You know that thing every parent says at Christmas before the end of term ever year? You know: ‘It’s such a long term, they’re all really tired, they all need a break, they’re all ill etc etc etc… ‘. That thing? Well, I don’t say that. My kids don’t get tired and they don’t get ill.
But this year they have. And I’ve found myself saying those words. And now I’m just hoping the break will actually mean they’re on fighting form for Christmas day.
It started on the second-to-last Monday of term. My younger son woke up coughing and wheezing. He’s not asthmatic, I’ve never heard him wheeze before. I’ll be honest, it scared me a bit. It hurt so much to cough and even breathe, that he was crying. There was no way he could go to school. My son (like all of my kids) never misses school and he absolutely hates to miss it. The thought of missing school made him cry more, but I kept him at home.

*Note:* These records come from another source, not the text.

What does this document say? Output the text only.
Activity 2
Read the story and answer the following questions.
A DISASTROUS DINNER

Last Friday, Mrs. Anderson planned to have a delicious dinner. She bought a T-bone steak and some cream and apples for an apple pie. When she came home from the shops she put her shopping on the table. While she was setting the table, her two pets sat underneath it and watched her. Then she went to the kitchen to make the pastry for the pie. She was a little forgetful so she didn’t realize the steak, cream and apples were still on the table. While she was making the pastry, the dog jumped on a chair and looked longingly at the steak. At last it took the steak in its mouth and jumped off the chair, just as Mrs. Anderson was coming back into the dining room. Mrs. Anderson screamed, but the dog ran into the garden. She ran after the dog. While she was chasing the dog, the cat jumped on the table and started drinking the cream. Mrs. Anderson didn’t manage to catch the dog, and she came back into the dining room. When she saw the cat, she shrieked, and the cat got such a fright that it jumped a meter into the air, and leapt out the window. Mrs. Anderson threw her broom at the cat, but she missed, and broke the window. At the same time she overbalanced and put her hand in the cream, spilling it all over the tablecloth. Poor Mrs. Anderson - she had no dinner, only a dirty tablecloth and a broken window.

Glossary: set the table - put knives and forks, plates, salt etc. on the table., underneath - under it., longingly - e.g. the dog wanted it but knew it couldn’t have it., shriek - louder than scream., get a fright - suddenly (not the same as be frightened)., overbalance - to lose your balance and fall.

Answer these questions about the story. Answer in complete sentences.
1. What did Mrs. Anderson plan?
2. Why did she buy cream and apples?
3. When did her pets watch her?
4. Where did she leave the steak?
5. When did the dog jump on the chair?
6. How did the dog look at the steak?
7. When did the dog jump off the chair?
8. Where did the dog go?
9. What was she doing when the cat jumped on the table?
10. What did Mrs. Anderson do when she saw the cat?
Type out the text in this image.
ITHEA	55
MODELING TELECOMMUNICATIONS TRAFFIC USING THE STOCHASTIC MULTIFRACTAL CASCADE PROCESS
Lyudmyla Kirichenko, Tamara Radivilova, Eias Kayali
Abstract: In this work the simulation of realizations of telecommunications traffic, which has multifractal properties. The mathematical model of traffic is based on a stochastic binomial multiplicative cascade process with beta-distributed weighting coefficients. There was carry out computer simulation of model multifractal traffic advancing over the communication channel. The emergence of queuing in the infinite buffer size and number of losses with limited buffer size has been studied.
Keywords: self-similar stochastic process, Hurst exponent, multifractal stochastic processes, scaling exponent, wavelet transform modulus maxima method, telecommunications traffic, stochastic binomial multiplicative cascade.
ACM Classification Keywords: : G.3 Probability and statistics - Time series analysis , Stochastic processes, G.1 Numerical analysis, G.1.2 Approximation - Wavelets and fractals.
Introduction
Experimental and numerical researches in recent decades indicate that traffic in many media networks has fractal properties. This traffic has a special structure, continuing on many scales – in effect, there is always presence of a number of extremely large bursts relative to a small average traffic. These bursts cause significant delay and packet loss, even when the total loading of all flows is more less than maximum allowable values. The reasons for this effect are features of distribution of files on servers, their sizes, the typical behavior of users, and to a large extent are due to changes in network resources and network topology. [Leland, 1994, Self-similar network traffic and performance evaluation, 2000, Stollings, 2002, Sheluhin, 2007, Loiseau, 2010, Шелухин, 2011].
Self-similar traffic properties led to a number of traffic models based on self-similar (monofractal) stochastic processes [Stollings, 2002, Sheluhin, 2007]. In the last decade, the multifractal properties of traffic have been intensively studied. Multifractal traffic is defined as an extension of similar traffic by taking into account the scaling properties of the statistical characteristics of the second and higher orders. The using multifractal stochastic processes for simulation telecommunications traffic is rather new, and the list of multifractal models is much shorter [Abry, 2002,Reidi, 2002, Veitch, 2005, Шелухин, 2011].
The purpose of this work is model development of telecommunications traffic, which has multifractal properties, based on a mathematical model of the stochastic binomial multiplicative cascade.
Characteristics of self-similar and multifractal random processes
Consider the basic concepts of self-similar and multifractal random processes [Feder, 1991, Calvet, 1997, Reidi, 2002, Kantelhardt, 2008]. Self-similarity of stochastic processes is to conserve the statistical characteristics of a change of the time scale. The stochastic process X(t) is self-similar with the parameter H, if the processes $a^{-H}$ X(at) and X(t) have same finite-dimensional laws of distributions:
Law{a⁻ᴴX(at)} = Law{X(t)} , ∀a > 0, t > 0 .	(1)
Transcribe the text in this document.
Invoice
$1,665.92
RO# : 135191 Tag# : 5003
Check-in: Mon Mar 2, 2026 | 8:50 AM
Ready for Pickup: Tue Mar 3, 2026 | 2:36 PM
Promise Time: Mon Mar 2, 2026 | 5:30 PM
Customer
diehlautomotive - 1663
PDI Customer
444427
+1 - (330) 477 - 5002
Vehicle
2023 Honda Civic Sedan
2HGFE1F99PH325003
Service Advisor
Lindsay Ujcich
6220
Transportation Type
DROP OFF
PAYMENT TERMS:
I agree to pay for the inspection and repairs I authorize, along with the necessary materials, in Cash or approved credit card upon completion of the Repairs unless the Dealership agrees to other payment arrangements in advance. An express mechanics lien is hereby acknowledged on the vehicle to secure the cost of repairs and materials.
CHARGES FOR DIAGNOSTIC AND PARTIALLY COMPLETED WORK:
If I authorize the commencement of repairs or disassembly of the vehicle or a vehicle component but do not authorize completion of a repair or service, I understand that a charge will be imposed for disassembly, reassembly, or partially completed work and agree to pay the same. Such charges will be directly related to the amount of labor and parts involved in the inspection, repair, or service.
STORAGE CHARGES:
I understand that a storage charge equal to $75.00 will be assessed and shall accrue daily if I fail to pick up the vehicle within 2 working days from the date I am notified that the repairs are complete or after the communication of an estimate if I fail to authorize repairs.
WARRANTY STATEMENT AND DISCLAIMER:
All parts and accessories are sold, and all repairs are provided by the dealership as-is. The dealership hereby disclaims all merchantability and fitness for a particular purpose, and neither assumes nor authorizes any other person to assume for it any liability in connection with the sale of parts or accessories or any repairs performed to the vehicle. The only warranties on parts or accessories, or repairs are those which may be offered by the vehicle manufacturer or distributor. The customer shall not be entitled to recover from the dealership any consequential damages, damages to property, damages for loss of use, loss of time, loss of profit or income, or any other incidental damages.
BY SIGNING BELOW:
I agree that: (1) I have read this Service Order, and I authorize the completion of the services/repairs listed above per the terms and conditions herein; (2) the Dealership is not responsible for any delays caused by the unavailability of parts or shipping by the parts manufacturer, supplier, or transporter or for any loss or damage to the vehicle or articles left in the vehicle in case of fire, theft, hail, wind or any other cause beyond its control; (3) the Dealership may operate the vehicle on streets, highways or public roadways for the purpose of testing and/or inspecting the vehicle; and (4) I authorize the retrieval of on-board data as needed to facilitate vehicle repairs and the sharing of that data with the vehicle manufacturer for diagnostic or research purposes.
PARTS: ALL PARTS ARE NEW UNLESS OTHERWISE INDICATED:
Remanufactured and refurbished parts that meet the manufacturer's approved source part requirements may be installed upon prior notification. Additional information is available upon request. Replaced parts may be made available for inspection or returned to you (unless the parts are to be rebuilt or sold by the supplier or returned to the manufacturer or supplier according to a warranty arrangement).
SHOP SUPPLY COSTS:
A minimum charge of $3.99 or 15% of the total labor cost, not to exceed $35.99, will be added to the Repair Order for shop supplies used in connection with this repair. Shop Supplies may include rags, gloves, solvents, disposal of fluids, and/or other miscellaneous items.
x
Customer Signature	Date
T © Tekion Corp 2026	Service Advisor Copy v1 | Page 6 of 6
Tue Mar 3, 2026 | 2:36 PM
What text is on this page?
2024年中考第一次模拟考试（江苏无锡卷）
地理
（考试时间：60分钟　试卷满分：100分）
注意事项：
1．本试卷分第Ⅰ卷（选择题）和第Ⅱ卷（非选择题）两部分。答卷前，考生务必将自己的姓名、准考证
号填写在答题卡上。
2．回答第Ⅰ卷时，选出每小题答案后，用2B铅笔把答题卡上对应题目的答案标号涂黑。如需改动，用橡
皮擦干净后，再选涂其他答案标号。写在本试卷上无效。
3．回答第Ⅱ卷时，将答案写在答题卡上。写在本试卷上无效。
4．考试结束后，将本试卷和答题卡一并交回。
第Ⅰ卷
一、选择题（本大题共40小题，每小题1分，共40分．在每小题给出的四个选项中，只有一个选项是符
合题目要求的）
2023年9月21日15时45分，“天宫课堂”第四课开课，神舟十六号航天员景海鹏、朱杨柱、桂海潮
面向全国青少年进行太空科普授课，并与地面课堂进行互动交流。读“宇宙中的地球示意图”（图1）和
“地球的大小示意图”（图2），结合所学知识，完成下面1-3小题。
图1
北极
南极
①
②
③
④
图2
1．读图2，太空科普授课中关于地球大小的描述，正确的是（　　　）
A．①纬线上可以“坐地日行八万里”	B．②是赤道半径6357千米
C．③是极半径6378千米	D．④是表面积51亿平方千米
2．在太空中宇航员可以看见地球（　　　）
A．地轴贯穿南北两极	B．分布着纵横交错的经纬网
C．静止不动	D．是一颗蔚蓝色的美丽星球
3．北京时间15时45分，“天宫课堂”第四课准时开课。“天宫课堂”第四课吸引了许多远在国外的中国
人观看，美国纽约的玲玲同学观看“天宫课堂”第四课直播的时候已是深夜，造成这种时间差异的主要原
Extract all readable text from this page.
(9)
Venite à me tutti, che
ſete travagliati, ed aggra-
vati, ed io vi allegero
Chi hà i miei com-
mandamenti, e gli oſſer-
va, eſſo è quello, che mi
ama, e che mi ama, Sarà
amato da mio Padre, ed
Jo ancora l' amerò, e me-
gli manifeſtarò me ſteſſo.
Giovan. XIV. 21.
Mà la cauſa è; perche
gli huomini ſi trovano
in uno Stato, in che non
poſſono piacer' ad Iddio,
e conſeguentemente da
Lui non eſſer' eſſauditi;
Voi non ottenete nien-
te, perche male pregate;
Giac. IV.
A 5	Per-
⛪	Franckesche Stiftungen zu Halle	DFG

The next morning it sounded like there was a dog barking in the bathroom. My daughter had developed a cough, different but in its own way just as bad as her brother’s. It sounded horrendous. It sounded like just the sort of cough that teachers would hear and get straight on the phone for me to collect her. I suggested maybe she ought to stay at home. But she was singing at the pub that day and she wouldn’t miss that for the world. I wasn’t really sure she would cope with the two mile walk in the cold air with her cough, but she was determined.
The cough didn’t ease all week, but, by some miracle, she managed to keep going to school throughout.
The following Wednesday, the day of the school Christmas concert, my younger son woke up ill AGAIN. This is so unlike him. He had a temperature and a headache so bad he struggled to lift his head. Again, it made him cry and again it made him cry more when I said he would have to miss school – in this case his final Christmas concert.
Calpol and Calprofen worked their magic as only they can and he made it to the concert. He made it to school next day to watch the pantomime and to his friend’s house after school, but he looked pale and he wasn’t himself. In the meantime, his brother who had remained remarkably healthy throughout, had also developed a nasty cough.
On the final day of term, the temperature was a bit higher and the headache a bit worse. His eyes were sore too and he was feeling miserable. Still, he wanted to go to school. But the medicine took longer to take effect and finally he accepted that he needed to stay at home to rest.
And I found myself saying those words. Those words that all parents say, apart from me. This year, we really needed the end of term.